Neat Formulas / Tricks You May Not Be Aware Of

  1. You’ve hardcoded your “Hold Period Year.” I hope you didn’t manually type every single number, that would be a waste of time. If you weren’t aware of this trick, try typing this formula into cell E26 of your vanilla model (the first instance of “Hold Period Year 1”): =IF(MOD(D25,12)=0,D26+1,D26). Respond in this thread with what you think this formula is doing that makes it count the years properly. How would you use it to count quarters?
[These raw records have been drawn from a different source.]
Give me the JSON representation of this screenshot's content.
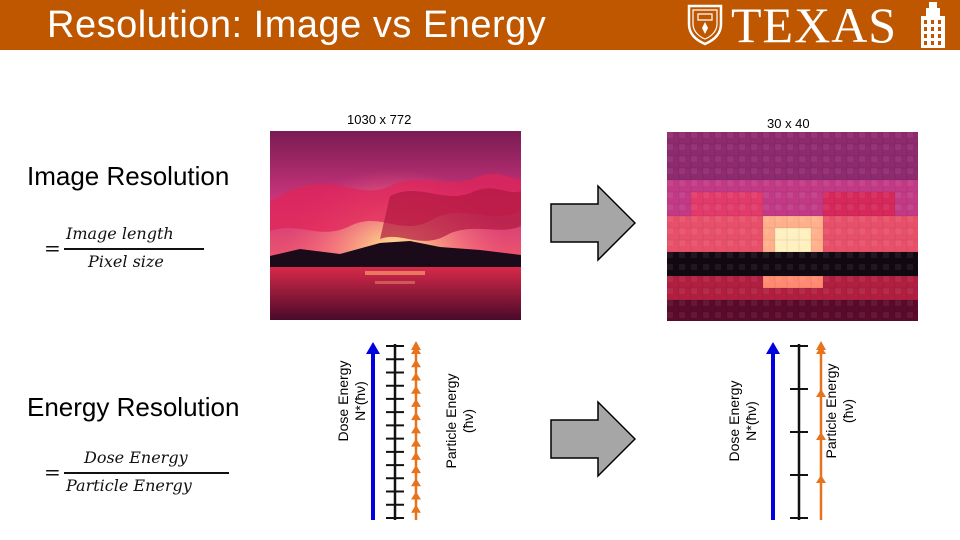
{
  "header": {
    "title": "Resolution: Image vs Energy",
    "brand": "TEXAS",
    "background_color": "#bf5700"
  },
  "icons": [
    "university-seal-icon",
    "tower-icon",
    "right-arrow-icon"
  ],
  "image_section": {
    "heading": "Image Resolution",
    "formula": {
      "eq": "=",
      "numerator": "Image length",
      "denominator": "Pixel size"
    },
    "original_label": "1030 x 772",
    "pixelated_label": "30 x 40"
  },
  "energy_section": {
    "heading": "Energy Resolution",
    "formula": {
      "eq": "=",
      "numerator": "Dose Energy",
      "denominator": "Particle Energy"
    },
    "left_panel": {
      "dose_label": [
        "Dose Energy",
        "N*(ħν)"
      ],
      "particle_label": [
        "Particle Energy",
        "(ħν)"
      ],
      "particle_ticks": 14
    },
    "right_panel": {
      "dose_label": [
        "Dose Energy",
        "N*(ħν)"
      ],
      "particle_label": [
        "Particle Energy",
        "(ħν)"
      ],
      "particle_ticks": 5
    }
  },
  "colors": {
    "dose_arrow": "#0000e0",
    "particle_arrow": "#e8731e",
    "scale_bar": "#111111",
    "flow_arrow": "#a6a6a6"
  }
}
  2. Real estate private equity investors like to know what year/month they’re reading as quickly as possible. Sure, you’ve labeled the “Hold Period Month” & “Hold Period Year” off to the left. But the first direction a reader’s eyes will go is up when they are looking to confrim the year/month. Thus, I recommend you style every cell  to identify which month/year it is with more detail. More specifcially, highlight all of your Year cells. Hit ctrl+1, tab, end, tab, type in “Year “0 (use the quotes like me, type everything from ” to 0). Enter. Repeat for the months. If you need to copy and paste style, hit ctrl+c (copy) then alt+e+s+t (paste only style).
  3. Type alt+w+v+g to hide the grid. Do you see all the excess borders you copied & pasted over? This would reflect poorly during a real estate private equity case study interview. Make sure you don’t include noisy formatting like this.